6)While inventories rose .3% as expected, sales rose .2% and the inventory to sales ratio held at 1.39, just below the highest since November 2016.
7)Japan said its June exports fell 6.7% y/o/y, more than the forecast of a 5.4% drop and follows a 7.8% y/o/y fall in May. This is the 7th month in a row of y/o/y declines. Exports to the US were fine, rising almost 5% but plunged by 10% to China. Imports fell by 5.2%, well more than the forecast of a decline of .2%.
8)Notwithstanding disappearing rates and all that QE, the BoJ loan demand survey said business demand for loans fell to the lowest since 2013 when Abenomics was just starting.
9)Australia saw almost no job growth in June as employment rose by .5k instead of rising by 9k as expected. The unemployment rate though held at 5.2%.
10)In Singapore, non oil exports plunged by 17.3% y/o/y, well worse than the estimate of a 9.6% drop. Within this and mostly driving the decline, electronic exports dropped by 32% y/o/y vs the forecast of 22%. This is now the 5thmonth in the past 6 seeing y/o/y declines and the June drop is the biggest since February 2013.
11)Exports in Indonesia fell 9% y/o/y in June vs the estimate of down 6.8%.
12)While conveniently as expected Chinese GDP growth of 6.2% y/o/y for Q2 was the slowest since data going back at least to 1992 when the data started to get collected.
13)The June CPI figure for the Eurozone was revised up by one tenth at the headline level to 1.3% while the core rate was left unchanged, higher by 1.1%.
14)UK job growth for the 3 months ended May was less than expected at 28k vs the forecast of 45k but the unemployment rate held at just 3.8%.
15)UK June jobless claims jumped by 38k, the most since May 2009 and pointing to future weakness in hiring.
16)EU28 car registrations fell 7.8% y/o/y in June.
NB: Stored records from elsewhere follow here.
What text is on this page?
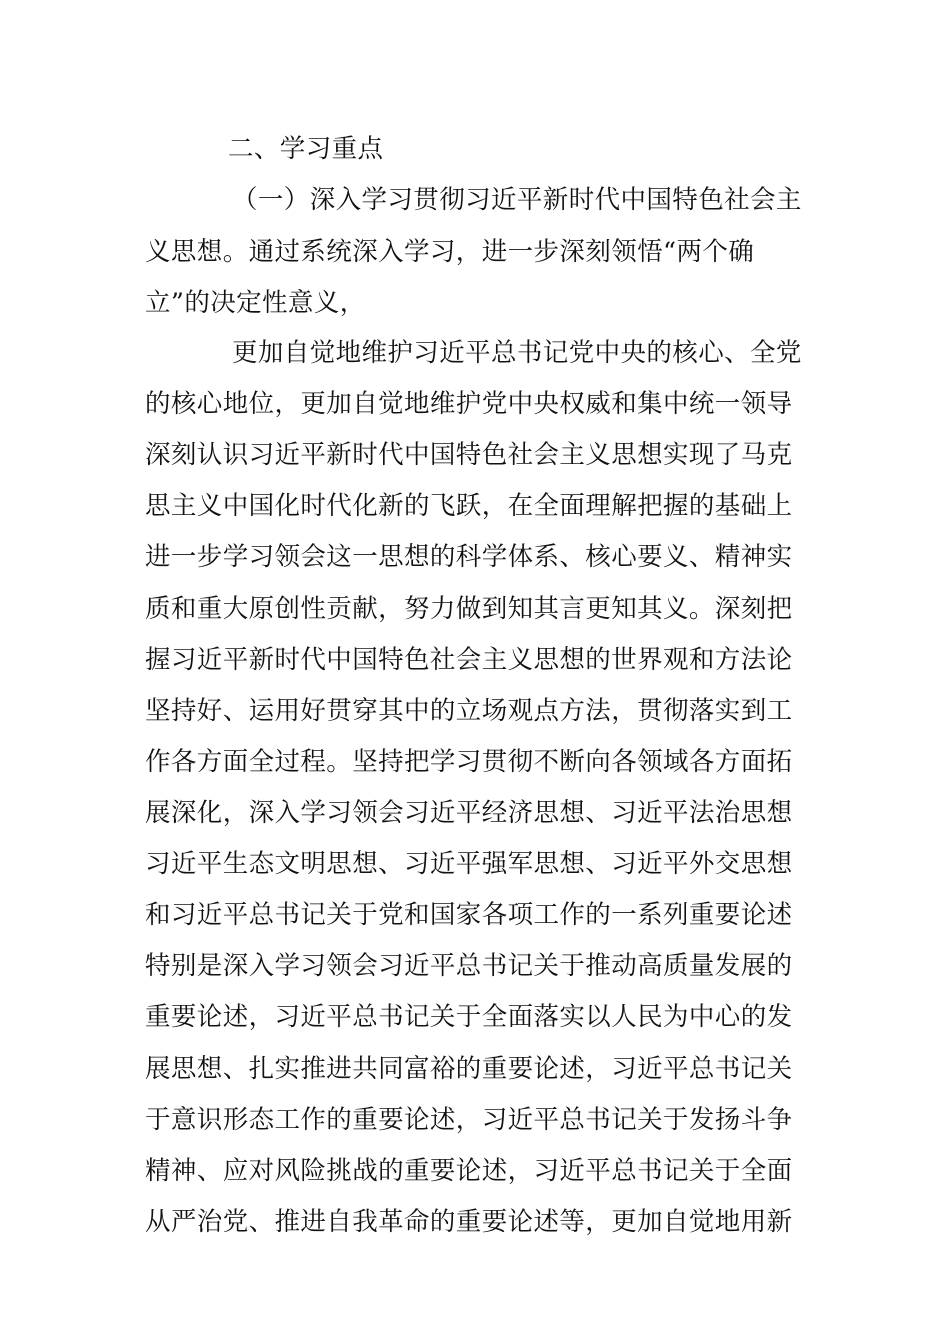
二、学习重点
（一）深入学习贯彻习近平新时代中国特色社会主
义思想。通过系统深入学习，进一步深刻领悟“两个确
立”的决定性意义，
更加自觉地维护习近平总书记党中央的核心、全党
的核心地位，更加自觉地维护党中央权威和集中统一领导
深刻认识习近平新时代中国特色社会主义思想实现了马克
思主义中国化时代化新的飞跃，在全面理解把握的基础上
进一步学习领会这一思想的科学体系、核心要义、精神实
质和重大原创性贡献，努力做到知其言更知其义。深刻把
握习近平新时代中国特色社会主义思想的世界观和方法论
坚持好、运用好贯穿其中的立场观点方法，贯彻落实到工
作各方面全过程。坚持把学习贯彻不断向各领域各方面拓
展深化，深入学习领会习近平经济思想、习近平法治思想
习近平生态文明思想、习近平强军思想、习近平外交思想
和习近平总书记关于党和国家各项工作的一系列重要论述
特别是深入学习领会习近平总书记关于推动高质量发展的
重要论述，习近平总书记关于全面落实以人民为中心的发
展思想、扎实推进共同富裕的重要论述，习近平总书记关
于意识形态工作的重要论述，习近平总书记关于发扬斗争
精神、应对风险挑战的重要论述，习近平总书记关于全面
从严治党、推进自我革命的重要论述等，更加自觉地用新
17)In Germany, the ZEW index for July, measuring investor confidence in the German economy, fell to -24.5 from -21.1, the lowest since October 2018 and below the estimate of -22. The Current Situation component also softened further and fell below zero at -1.1 from +7.8. The estimate was +5.0. ZEW said “A lasting containment of the factors that are causing uncertainty in the export oriented sectors of the German economy is currently not in sight…the ongoing trade dispute between the USA and China is a burden not only to Chinese economic development. Furthermore, no discernible progress has been made in the negotiations as to what Brexit will look like.”